Ultrasound imaging is the most-used medical imaging modality thanks to its non-invasiveness and real-time capability. In terms of acoustic wave propagation, ultrasound imaging poses an inverse problem which relates the Radio-Frequency image (desired image) and the backscattered echoes (the measurements). Current imaging methods are based on a well-known algorithm called Delay-and-sum (DAS). The major advantage of DAS is that it is fast and highly parallelizable. Its main drawback is that it is an inaccurate solution of the inverse problem which leads to low-quality images. During my PhD, I have developed an alternative of DAS. The technique formulates the measurement model of the propagation and relies on prior sparsity constraints for forming high-quality images.
The approach is used for two main purposes:

  • Image quality enhancement: The method leads to a dramatic increase of the image contrast compared to classical DAS.
  • Compressed beamforming: The method is compatible with the compressed-sensing framework and can be used to reconstruct high quality images under few noisy measurements.

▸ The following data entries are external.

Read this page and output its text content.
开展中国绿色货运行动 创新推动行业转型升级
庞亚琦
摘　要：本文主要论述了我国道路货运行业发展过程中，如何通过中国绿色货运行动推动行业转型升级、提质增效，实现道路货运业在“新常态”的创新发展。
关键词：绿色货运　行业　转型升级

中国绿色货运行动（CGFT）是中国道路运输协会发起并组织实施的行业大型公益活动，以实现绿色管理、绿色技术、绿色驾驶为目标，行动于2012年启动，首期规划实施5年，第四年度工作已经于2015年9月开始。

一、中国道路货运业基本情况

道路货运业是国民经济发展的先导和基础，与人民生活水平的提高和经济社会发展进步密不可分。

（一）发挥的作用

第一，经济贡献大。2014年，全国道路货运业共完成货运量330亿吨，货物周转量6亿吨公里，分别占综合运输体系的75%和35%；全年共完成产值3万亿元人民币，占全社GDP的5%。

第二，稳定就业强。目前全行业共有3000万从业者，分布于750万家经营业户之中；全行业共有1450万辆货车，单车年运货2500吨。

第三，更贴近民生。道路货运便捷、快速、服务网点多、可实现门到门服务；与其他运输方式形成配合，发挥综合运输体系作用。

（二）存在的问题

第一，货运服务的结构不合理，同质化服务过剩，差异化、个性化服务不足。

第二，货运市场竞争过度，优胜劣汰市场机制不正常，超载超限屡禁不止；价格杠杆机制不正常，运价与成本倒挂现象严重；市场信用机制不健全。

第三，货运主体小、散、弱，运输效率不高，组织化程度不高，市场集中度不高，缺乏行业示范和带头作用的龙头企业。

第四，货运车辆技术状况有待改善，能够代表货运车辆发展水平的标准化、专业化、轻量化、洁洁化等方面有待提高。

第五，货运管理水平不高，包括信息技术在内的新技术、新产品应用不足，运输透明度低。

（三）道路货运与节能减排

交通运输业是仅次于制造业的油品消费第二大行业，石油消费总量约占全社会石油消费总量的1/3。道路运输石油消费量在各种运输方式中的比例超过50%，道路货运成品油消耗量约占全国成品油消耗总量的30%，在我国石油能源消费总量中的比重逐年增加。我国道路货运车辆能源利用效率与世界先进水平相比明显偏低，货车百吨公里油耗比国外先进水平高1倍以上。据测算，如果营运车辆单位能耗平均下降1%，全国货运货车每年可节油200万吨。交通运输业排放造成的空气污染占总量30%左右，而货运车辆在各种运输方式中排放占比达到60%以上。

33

Through-the-skull ultrasound imaging

Without correction
With correction

Automatically compensating for skull aberrations is a severely ill-posed problem. As a solution, we propose to use an automatic pre-calibration stage, leveraging the safe injection of a low concentration of contrast microbubbles in the brain vessels. Due to their very high echogenicity, microbubbles in such a sparse distribution can be imaged individually with contrast-specific pulse sequences, resulting in correspondingly sparse images, displaying the moving microbubbles. Therefore, it is possible to use CS techniques to reconstruct the images and, simultaneously, comprehend the precise amount of aberration the skull is causing point-by-point. This process is akin to autofocusing. LTS5 proposes a novel approach to reach this goal, by combining the most recent advances in CS theory with a detailed understanding of the beam distortion as US waves propagate through a heterogeneous medium. The goal is to have a fully automatic system for US through the skull or through other heterogeneous parts of the body. In operation, after a quick and simple calibration step involving microbubble injection, the system will be fully functional, either for conventional US imaging or therapy purposes, without the need for further injection of microbubbles.


Deep-learning and compressed sensing

Compressed sensing framework implies the use of iterative algorithms to solve the inverse problem posed by the signal acquisition. While such algorithms converge to a global minima due to the convexity of the problem, it usually takes a substantial amount of iterations (thus time) to get a descent solution. Deep-learning methods are becoming extremely popular nowadays due to their ability to perform a various of tasks such as object recognition and classification, text generation, image colorization etc. Recently, a mew trend has emerged where convex optimization algorithms are mapped onto a deep neural networks. In such an implementation, one iteration of the optimization algorithm corresponds to one layer of the network. This allows for the use of backpropagation algorithms in order to learn hyper-parameters of the algorithm, leading to drastic decrease of the number of iterations required to reach a given quality level. At LTS5, we are working on developing deep-neural network applied to compressed sensing. Currently, we are focusing on implementing a deep-neural network mimicking Fast-Iterative thredsholding algorithm (FISTA). Our long-term objective is to apply such an approach to ultrasound image reconstruction.